Scientists predict a sea level rise of 3 to 6 feet or more by the end of this century, a shift that is projected to displace tens of millions of people and devastate coastal cities. Two major factors of that rise are the melting mountain glaciers in the Arctic Ocean, and Greenland and Antarctica’s ice sheet.
“Will the Arctic ice become a ‘new wonder’ of the world—a natural phenomenon that existed for a short period of time and then finally disappeared?” photographer Diane Tuft wonders in her new photography book, Arctic Melt: Images Of A Disappearing Landscape. A longtime documenter of ice-y landscapes and the sculptural qualities of frozen water, Tuft had visited that surreal landscape in 2007. Returning to the Arctic 2015, the question of disappearance framed her trip: the iced-over terrain, giant icebergs, and blocks of sea ice were drastically reduced compared to eight years prior.
Tuft embarked on her trip in June 2015 and traveled to Norway, Greenland, and Svalbard, an archipelago in the Arctic Ocean located halfway between mainland Norway and the North Pole. While in the latter, she could “hear the thunder of calving glaciers releasing chunks of ice into the sea.” On a journey from Murmansk, Russia to the North Pole, polar bear sightings were few and “sporadic snow paddies were a clue to the difficulty the bears have in living and navigating the Arctic waters.”
Most striking was her ability to even travel through the Arctic Ocean so easily. Her path to the North Pole, for example, had for centuries and centuries been impassable. She writes:
For thousands of years, the sea ice during the Arctic winters through the month of June was always too thick for surface vessels to access the North Pole. But now, because of climate change, our vessel was the third earliest to ever reach the Pole, and the only vessel to arrive during summer solstice. With a balmy temperature of 32 degrees Fahrenheit, the ice at the North Pole was too thin to disembark.
In Ilulissat, Greenland, where in 2007, she had photographed the icebergs, glaciers, and an ice sheet so massive she had to fly over it to photograph it, was drastically different when she returned. “The majestic Eqi glacier, which I had photographed in 2007, had retreated so much that it was now almost entirely on bedrock,” she writes. On the ice sheet, “snow and silt that were studded with hundreds of meltwater ponds, some so large that they could be considered lakes.”

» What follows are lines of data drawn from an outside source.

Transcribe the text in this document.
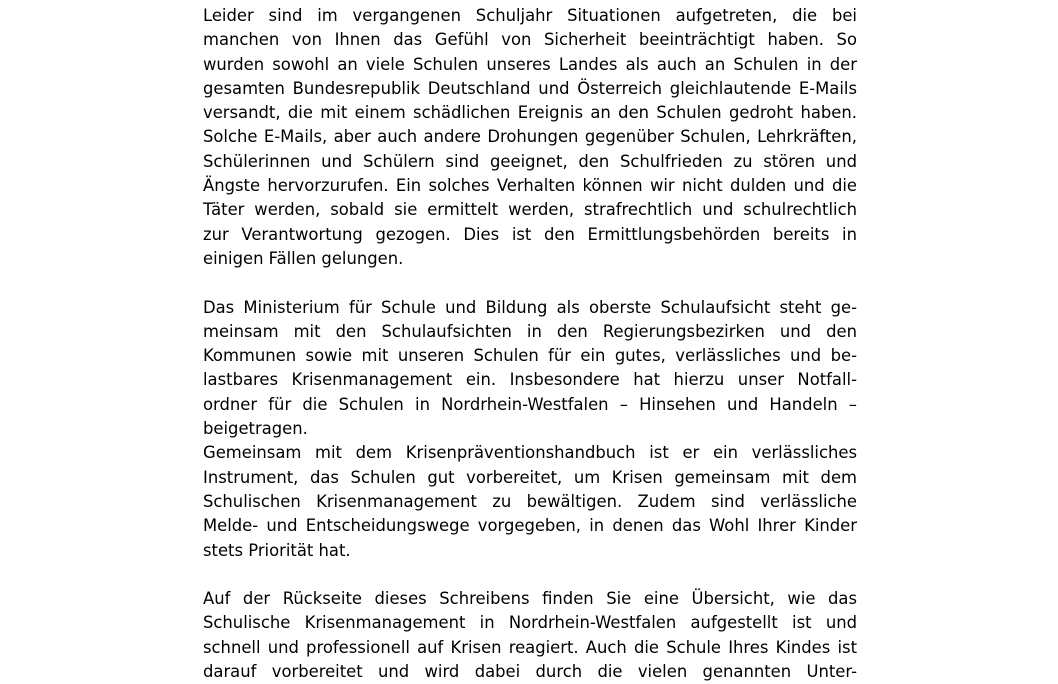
Leider sind im vergangenen Schuljahr Situationen aufgetreten, die bei
manchen von Ihnen das Gefühl von Sicherheit beeinträchtigt haben. So
wurden sowohl an viele Schulen unseres Landes als auch an Schulen in der
gesamten Bundesrepublik Deutschland und Österreich gleichlautende E-Mails
versandt, die mit einem schädlichen Ereignis an den Schulen gedroht haben.
Solche E-Mails, aber auch andere Drohungen gegenüber Schulen, Lehrkräften,
Schülerinnen und Schülern sind geeignet, den Schulfrieden zu stören und
Ängste hervorzurufen. Ein solches Verhalten können wir nicht dulden und die
Täter werden, sobald sie ermittelt werden, strafrechtlich und schulrechtlich
zur Verantwortung gezogen. Dies ist den Ermittlungsbehörden bereits in
einigen Fällen gelungen.

Das Ministerium für Schule und Bildung als oberste Schulaufsicht steht ge-
meinsam mit den Schulaufsichten in den Regierungsbezirken und den
Kommunen sowie mit unseren Schulen für ein gutes, verlässliches und be-
lastbares Krisenmanagement ein. Insbesondere hat hierzu unser Notfall-
ordner für die Schulen in Nordrhein-Westfalen – Hinsehen und Handeln –
beigetragen.

Gemeinsam mit dem Krisenpräventionshandbuch ist er ein verlässliches
Instrument, das Schulen gut vorbereitet, um Krisen gemeinsam mit dem
Schulischen Krisenmanagement zu bewältigen. Zudem sind verlässliche
Melde- und Entscheidungswege vorgegeben, in denen das Wohl Ihrer Kinder
stets Priorität hat.

Auf der Rückseite dieses Schreibens finden Sie eine Übersicht, wie das
Schulische Krisenmanagement in Nordrhein-Westfalen aufgestellt ist und
schnell und professionell auf Krisen reagiert. Auch die Schule Ihres Kindes ist
darauf vorbereitet und wird dabei durch die vielen genannten Unter-
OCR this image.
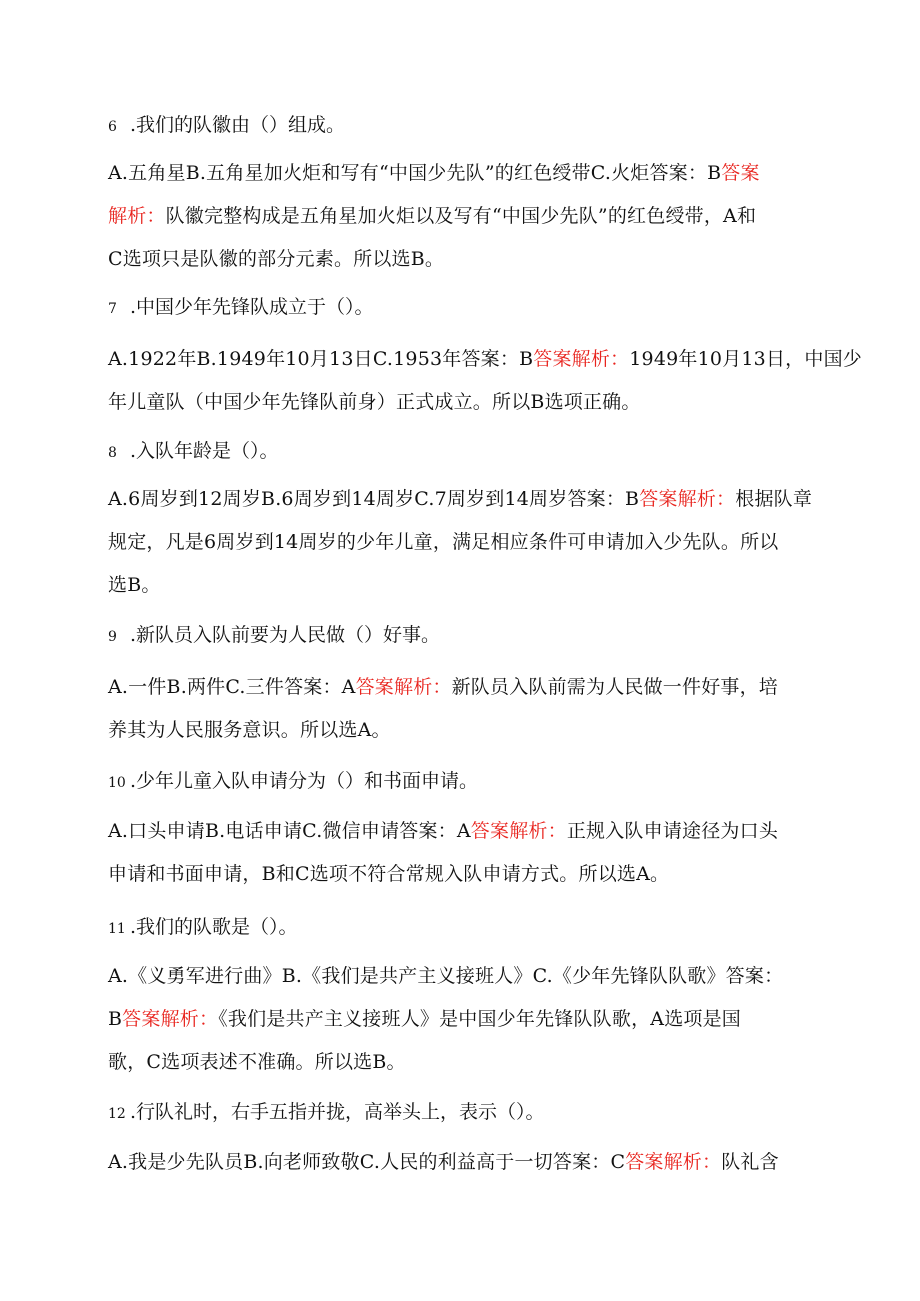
6 .我们的队徽由（）组成。
A.五角星B.五角星加火炬和写有“中国少先队”的红色绶带C.火炬答案：B答案
解析：队徽完整构成是五角星加火炬以及写有“中国少先队”的红色绶带，A和
C选项只是队徽的部分元素。所以选B。
7 .中国少年先锋队成立于（）。
A.1922年B.1949年10月13日C.1953年答案：B答案解析：1949年10月13日，中国少
年儿童队（中国少年先锋队前身）正式成立。所以B选项正确。
8 .入队年龄是（）。
A.6周岁到12周岁B.6周岁到14周岁C.7周岁到14周岁答案：B答案解析：根据队章
规定，凡是6周岁到14周岁的少年儿童，满足相应条件可申请加入少先队。所以
选B。
9 .新队员入队前要为人民做（）好事。
A.一件B.两件C.三件答案：A答案解析：新队员入队前需为人民做一件好事，培
养其为人民服务意识。所以选A。
10 .少年儿童入队申请分为（）和书面申请。
A.口头申请B.电话申请C.微信申请答案：A答案解析：正规入队申请途径为口头
申请和书面申请，B和C选项不符合常规入队申请方式。所以选A。
11 .我们的队歌是（）。
A.《义勇军进行曲》B.《我们是共产主义接班人》C.《少年先锋队队歌》答案：
B答案解析：《我们是共产主义接班人》是中国少年先锋队队歌，A选项是国
歌，C选项表述不准确。所以选B。
12 .行队礼时，右手五指并拢，高举头上，表示（）。
A.我是少先队员B.向老师致敬C.人民的利益高于一切答案：C答案解析：队礼含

The photographs in the book are still breathtaking, though upon closer look they reveal the devastating details that had made such an impact on Tuft on her return trip. The vast ice fields are broken up into fragmented blocks. Spreads of what looks like red clay and dark silt are jarring in their interruption of the spreads of white landscapes. There are signs of melt everywhere. “This book is a visual testimony to the fragile and shifting landscape of the Arctic,” Tuft writes. Our refusal to handle it with care will result not only in the Arctic’s disappearance but dire effects for the rest of the planet.